I think one of my favourite things in the world must be coming home wet and muddy from a walk in the woods in the middle of a verdant Israeli winter. If my clothes reek of damp earth and woodsmoke from sitting around a campfire, so much the better.
The folks who organised my kid's morning in the forest certainly knew what they were talking about when they refused to allow rain to stop play, at least until at lunchtime it turned into a real downpour complete with hail. By then though everyone had enjoyed several hours of stories, crafts and running around and was about ready to scramble into their vehicles and head for home anyway.
Our outings to the woods have become a regular activity this year. J scampers off with her group and madrikha (youth leader) doing a good impression of Peter Pan and the Lost Boys climbing trees and making things from the forest floor's raw materials, while the toddler makes nature his playground with dry carob pod rattles to shake and twigs for scratching the dirt. Little wonder I guess that "tree" was amongst his first few clearly distinct words.

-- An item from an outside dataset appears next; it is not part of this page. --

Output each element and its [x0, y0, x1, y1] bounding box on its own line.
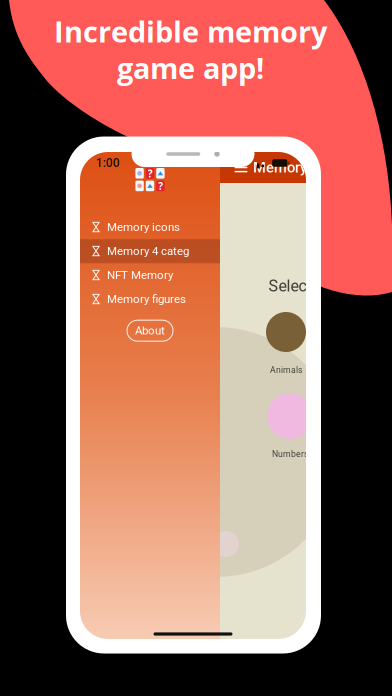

Today in the rain the madrikh taught the children how to safely and responsibly build a campfire, how to keep it burning in the drizzle, what kind of kindling works best to start a fire, which to maintain it, how damp wood would make it smoke and crucially, how to put it out. The tragedy of the Carmel fire is still in everyone's thoughts and with bonfires so much a part of the local culture teaching fire safetly to such young children is more prudent than ever. Only you can prevent forest fires. Indeed.
As the kids and a few parents gathered around the crackling fire the madrikh donned a silly hat and spun ever more complex yarns featuring animal folk tales from around the world. The children interjected comments or corrections now and then, my budding little story teller volunteering one of her original creations.
The rain beat down from time to time, some folks huddled under umbrellas or in their hooded anoraks, other just enjoyed the sensation, keeping warm by the fire as the rain soaked into their hair and clothes.
Even during the unseaonally warm days of dry drought, the green carobs and eucalyptus offered respite from the yellow browness of a landscape which should have been greened by winter weeks (and later months) earlier.
Using the miracle word here is to be sure a cliche, but that's just what it feels like now that winter has finally arrived, watching the land come to life again, finding freshly grown grass and shoots sprouting from the dust. Today we found carpets of pink cyclamen, clumps of tall white asphodels, covered in raindrops as though adorned by diamonds. All kinds of unfurling leaves promise even more delights on our next visit.